While you’ve increased the security of your data by separating it out into multiple csv files, this is still not as safe as it can be. Some people store their files on Dropbox, store it on a external hard or flash drive, or even encrypt their study files on their computer. However, each of these have their limitations.

One additional security measure is to consider putting your study’s data in a database. There are a number of tools that you can use to do this such as MySQL, SQLLite, PostgreSQL, or DuckDb (my personal favorite). To access data, someone can’t simply just click on the .db file, but rather they have to connect to the database file and execute SQL code to extract it.

If you use R or Python, there are a number of packages that easily allow you to connect to the database and extract your data in your analysis script! So it is not too many extra steps. Furthermore, most of the basic SQL that academics would need to do is really simple.

Another benefit is that with some of these SQL database options, you can even password protect the connection to the databases so that even if someone knows how to access the data with SQL, they can’t connect to the database in the first place.

So… not too many extra steps for an academic to protect their data from mistakes, from compromising the identity of their subjects, and increase the ease of which users can work with the data as they do not have to worry about teammates overwriting a file or deleting it on accident.

More resources

Data engineers are experts with a number of tools that increase the automation of these tasks and can take the demands of larger and more complex infrastructures.

If you are interested or are involved in computational social science, it may be worth it to learn about some of these.

If you want to start using DuckDB (my personal favorite for academic projects) for your academic analysis in either R or Python, you can checkout their website.

As tools like DuckDB make it easier to access these databases with programming languages like R and Python, they still often require some amount of SQL to send queries to the database to access and interact with the data in the tables. DataCamp has a really useful SQL cheatsheet.

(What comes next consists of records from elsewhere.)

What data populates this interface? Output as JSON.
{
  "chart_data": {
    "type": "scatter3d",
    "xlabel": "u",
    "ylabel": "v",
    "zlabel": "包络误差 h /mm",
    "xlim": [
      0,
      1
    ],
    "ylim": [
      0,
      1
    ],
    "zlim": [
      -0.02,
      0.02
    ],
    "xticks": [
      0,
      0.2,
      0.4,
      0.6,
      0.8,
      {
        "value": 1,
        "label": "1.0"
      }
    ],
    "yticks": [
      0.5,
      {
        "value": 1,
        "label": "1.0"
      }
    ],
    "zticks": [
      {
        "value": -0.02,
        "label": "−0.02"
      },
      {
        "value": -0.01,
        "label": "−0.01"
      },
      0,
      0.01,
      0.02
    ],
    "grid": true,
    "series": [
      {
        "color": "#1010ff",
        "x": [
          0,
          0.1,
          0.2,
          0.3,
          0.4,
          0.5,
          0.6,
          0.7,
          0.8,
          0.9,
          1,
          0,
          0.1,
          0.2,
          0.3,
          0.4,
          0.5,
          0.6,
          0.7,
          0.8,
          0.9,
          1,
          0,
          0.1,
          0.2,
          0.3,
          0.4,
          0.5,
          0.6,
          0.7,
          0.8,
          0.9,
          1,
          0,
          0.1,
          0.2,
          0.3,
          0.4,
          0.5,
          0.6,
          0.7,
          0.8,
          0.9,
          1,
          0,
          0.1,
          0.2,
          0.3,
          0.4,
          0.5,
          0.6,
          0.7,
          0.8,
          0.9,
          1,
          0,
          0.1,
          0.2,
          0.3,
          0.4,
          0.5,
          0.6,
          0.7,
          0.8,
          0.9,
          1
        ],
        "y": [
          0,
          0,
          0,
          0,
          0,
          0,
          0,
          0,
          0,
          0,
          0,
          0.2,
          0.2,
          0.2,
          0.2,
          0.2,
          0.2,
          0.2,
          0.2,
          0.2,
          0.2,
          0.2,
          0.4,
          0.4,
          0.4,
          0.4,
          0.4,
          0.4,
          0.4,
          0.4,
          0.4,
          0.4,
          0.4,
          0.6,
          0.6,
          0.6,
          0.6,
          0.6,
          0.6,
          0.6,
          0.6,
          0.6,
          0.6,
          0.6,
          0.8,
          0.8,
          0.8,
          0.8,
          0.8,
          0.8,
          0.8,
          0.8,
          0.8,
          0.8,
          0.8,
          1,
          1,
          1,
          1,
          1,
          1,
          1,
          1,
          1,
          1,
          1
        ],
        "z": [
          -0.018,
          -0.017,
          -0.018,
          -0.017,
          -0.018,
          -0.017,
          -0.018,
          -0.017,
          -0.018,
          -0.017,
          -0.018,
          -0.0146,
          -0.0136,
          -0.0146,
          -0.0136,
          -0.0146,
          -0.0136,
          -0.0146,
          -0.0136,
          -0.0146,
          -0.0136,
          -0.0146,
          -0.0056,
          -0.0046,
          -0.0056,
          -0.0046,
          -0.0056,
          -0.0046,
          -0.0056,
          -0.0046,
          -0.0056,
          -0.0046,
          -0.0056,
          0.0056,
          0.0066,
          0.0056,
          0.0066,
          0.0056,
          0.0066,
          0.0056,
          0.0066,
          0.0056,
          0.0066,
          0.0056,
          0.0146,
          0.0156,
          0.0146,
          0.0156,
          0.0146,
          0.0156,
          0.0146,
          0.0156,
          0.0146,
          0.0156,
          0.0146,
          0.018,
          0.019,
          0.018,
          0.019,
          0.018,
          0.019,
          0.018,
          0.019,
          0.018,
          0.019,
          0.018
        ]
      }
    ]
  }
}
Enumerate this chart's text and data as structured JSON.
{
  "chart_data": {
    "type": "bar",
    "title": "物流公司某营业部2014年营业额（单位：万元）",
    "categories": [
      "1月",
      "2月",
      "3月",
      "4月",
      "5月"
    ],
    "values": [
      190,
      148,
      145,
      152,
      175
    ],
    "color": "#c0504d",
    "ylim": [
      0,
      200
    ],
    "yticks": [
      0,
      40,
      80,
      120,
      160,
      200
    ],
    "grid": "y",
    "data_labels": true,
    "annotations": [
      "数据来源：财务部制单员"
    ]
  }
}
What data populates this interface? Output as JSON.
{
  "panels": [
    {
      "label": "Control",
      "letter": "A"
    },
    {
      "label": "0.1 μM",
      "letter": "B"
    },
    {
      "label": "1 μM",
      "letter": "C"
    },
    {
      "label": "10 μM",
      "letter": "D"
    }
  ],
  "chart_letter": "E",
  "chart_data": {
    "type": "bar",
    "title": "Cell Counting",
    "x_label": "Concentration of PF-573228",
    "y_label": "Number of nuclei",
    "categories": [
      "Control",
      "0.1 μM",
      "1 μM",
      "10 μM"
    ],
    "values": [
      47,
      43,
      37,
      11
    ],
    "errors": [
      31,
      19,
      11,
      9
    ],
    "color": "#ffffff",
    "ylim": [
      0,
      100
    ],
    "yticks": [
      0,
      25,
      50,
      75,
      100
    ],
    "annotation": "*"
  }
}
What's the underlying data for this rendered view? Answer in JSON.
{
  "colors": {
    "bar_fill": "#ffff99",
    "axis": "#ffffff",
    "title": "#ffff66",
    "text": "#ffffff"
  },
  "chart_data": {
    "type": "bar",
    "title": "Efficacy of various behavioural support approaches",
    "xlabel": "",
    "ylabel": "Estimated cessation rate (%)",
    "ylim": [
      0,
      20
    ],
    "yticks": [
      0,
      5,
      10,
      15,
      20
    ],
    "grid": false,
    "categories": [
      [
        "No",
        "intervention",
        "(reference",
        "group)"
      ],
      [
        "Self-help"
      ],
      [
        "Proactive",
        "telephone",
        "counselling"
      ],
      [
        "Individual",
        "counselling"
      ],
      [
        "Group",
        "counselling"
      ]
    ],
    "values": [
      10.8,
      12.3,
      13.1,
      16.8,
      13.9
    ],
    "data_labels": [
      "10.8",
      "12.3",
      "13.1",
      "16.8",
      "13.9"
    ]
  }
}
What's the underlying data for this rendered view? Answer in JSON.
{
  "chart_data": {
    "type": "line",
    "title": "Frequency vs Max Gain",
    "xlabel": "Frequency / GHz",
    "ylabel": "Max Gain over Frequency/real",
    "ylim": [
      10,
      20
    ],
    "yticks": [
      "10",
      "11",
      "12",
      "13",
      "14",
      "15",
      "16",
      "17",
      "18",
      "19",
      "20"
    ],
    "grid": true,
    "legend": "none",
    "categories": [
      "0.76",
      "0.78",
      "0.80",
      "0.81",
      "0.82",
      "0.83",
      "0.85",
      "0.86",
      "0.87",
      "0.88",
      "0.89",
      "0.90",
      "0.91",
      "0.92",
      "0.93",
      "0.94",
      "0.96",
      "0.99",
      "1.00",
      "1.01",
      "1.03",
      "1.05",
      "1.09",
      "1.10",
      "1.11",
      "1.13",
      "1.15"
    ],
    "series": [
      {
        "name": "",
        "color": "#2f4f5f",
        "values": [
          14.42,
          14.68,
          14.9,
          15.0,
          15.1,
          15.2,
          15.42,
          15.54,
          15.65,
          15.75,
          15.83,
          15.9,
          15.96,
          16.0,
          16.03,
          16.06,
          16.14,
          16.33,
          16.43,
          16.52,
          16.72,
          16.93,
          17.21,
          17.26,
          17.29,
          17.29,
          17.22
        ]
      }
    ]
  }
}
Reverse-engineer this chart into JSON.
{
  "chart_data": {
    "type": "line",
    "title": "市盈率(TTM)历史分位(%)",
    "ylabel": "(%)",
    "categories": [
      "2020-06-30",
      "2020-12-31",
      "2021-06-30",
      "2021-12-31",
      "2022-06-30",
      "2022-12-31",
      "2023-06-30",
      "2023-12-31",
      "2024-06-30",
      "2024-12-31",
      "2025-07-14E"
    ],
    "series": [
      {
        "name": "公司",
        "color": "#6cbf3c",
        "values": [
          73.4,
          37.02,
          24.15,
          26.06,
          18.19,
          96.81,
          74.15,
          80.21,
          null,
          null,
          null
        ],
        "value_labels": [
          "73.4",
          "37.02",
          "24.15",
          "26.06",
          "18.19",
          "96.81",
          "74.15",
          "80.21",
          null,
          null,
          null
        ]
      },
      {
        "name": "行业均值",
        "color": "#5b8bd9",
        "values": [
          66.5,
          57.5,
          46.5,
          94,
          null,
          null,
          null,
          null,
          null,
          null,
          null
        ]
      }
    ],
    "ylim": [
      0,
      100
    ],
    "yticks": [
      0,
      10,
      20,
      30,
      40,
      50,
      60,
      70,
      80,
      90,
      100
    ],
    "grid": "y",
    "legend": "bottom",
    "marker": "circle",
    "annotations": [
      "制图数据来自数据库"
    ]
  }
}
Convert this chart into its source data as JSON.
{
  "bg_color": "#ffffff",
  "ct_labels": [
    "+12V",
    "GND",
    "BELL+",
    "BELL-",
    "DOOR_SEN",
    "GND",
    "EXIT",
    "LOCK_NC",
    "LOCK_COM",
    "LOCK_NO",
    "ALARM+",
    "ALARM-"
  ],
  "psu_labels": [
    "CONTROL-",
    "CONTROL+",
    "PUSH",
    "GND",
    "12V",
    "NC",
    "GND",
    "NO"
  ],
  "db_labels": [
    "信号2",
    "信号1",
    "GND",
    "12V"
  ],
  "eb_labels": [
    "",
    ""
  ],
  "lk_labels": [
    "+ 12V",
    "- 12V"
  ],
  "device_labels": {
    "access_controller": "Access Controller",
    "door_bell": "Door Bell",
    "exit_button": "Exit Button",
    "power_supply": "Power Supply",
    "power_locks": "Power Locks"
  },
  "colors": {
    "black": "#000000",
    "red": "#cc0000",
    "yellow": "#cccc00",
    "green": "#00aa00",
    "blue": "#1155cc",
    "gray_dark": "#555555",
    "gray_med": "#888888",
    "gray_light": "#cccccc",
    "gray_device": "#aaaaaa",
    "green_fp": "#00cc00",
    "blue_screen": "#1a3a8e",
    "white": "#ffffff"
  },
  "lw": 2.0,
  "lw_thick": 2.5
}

If you want to learn about tools that data engineers use for automation, big data, or cloud computing, I learned a lot of these ideas through a mixture of google and DataCamp’s data engineering career track. While I am someone who typically does not advocate for things that you have to pay for (or for coding bootcamps), I did learn a lot from that career track that helped me get the foundations for a lot of these ideas and has opened my horizons for my dissertation and for the creation of my own webapp with a tool from my own published research that I had tried for years to figure out how to scale up (but now I finally have).